Zika unlikely to get worse due to prior dengue fever
Here's what new research reveals
Washington: People who are infected by Zika virus after having dengue fever do not appear to become more severely ill than those who have never had dengue, a study suggests.
"Our results show this aggravation does not occur, or occurs only very rarely and can't be detected by a study such as this," said Mauricio Lacerda Nogueira, Professor at the Sao Jose do Rio Preto Medical School (FAMERP) in Brazil. Researchers studied 65 people who live in and around Sao Jose do Rio Preto, where dengue is endemic and there was a particularly rapid outbreak of Zika during the 2016 epidemic.

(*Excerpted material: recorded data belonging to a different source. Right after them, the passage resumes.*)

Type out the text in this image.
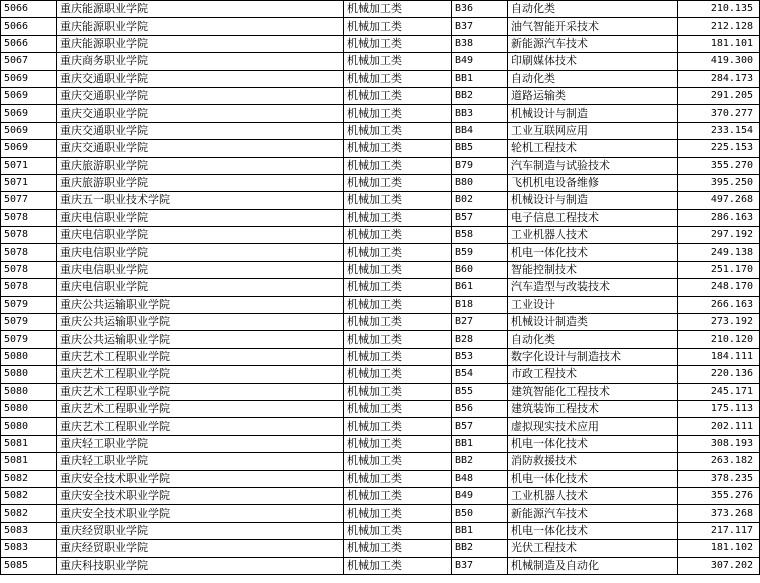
5066	重庆能源职业学院	机械加工类	B36	自动化类	210.135
5066	重庆能源职业学院	机械加工类	B37	油气智能开采技术	212.128
5066	重庆能源职业学院	机械加工类	B38	新能源汽车技术	181.101
5067	重庆商务职业学院	机械加工类	B49	印刷媒体技术	419.300
5069	重庆交通职业学院	机械加工类	BB1	自动化类	284.173
5069	重庆交通职业学院	机械加工类	BB2	道路运输类	291.205
5069	重庆交通职业学院	机械加工类	BB3	机械设计与制造	370.277
5069	重庆交通职业学院	机械加工类	BB4	工业互联网应用	233.154
5069	重庆交通职业学院	机械加工类	BB5	轮机工程技术	225.153
5071	重庆旅游职业学院	机械加工类	B79	汽车制造与试验技术	355.270
5071	重庆旅游职业学院	机械加工类	B80	飞机机电设备维修	395.250
5077	重庆五一职业技术学院	机械加工类	B02	机械设计与制造	497.268
5078	重庆电信职业学院	机械加工类	B57	电子信息工程技术	286.163
5078	重庆电信职业学院	机械加工类	B58	工业机器人技术	297.192
5078	重庆电信职业学院	机械加工类	B59	机电一体化技术	249.138
5078	重庆电信职业学院	机械加工类	B60	智能控制技术	251.170
5078	重庆电信职业学院	机械加工类	B61	汽车造型与改装技术	248.170
5079	重庆公共运输职业学院	机械加工类	B18	工业设计	266.163
5079	重庆公共运输职业学院	机械加工类	B27	机械设计制造类	273.192
5079	重庆公共运输职业学院	机械加工类	B28	自动化类	210.120
5080	重庆艺术工程职业学院	机械加工类	B53	数字化设计与制造技术	184.111
5080	重庆艺术工程职业学院	机械加工类	B54	市政工程技术	220.136
5080	重庆艺术工程职业学院	机械加工类	B55	建筑智能化工程技术	245.171
5080	重庆艺术工程职业学院	机械加工类	B56	建筑装饰工程技术	175.113
5080	重庆艺术工程职业学院	机械加工类	B57	虚拟现实技术应用	202.111
5081	重庆轻工职业学院	机械加工类	BB1	机电一体化技术	308.193
5081	重庆轻工职业学院	机械加工类	BB2	消防救援技术	263.182
5082	重庆安全技术职业学院	机械加工类	B48	机电一体化技术	378.235
5082	重庆安全技术职业学院	机械加工类	B49	工业机器人技术	355.276
5082	重庆安全技术职业学院	机械加工类	B50	新能源汽车技术	373.268
5083	重庆经贸职业学院	机械加工类	BB1	机电一体化技术	217.117
5083	重庆经贸职业学院	机械加工类	BB2	光伏工程技术	181.102
5085	重庆科技职业学院	机械加工类	B37	机械制造及自动化	307.202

During the period when the Zika epidemic was at its most intense, between January and July 2016, researchers collected blood samples from 65 people who presented with fever and symptoms of dengue or Zika at the emergency unit of the reference hospital. Analysis of the viral genetic material found in these blood samples showed 45 patients had been infected by Zika and 20 by dengue.
The tests also showed 78 per cent of those with Zika (35 people) and 70 percent of those with dengue had been infected previously by dengue virus. Shortly after the Zika epidemic emerged, it began to be suspected that prior infection by dengue could lead to more severe clinical manifestations of Zika, similar to those of dengue hemorrhagic fever, such as bleeding under the skin, a large decrease in blood pressure.
About 90 per cent of patients with dengue hemorrhagic fever have previously had dengue and are infected by a different subtype (there are four subtypes of dengue virus), researchers said. The team measured the numbers of Zika virus copies in the blood of patients previously infected by dengue and compared them with the numbers found in the blood of patients who had never been exposed to dengue.
If prior dengue infection facilitated the multiplication of Zika, the number should be much higher in the former group, but the researchers found both groups had similar viral loads, researchers said. The study was published in the journal Clinical Infectious Diseases.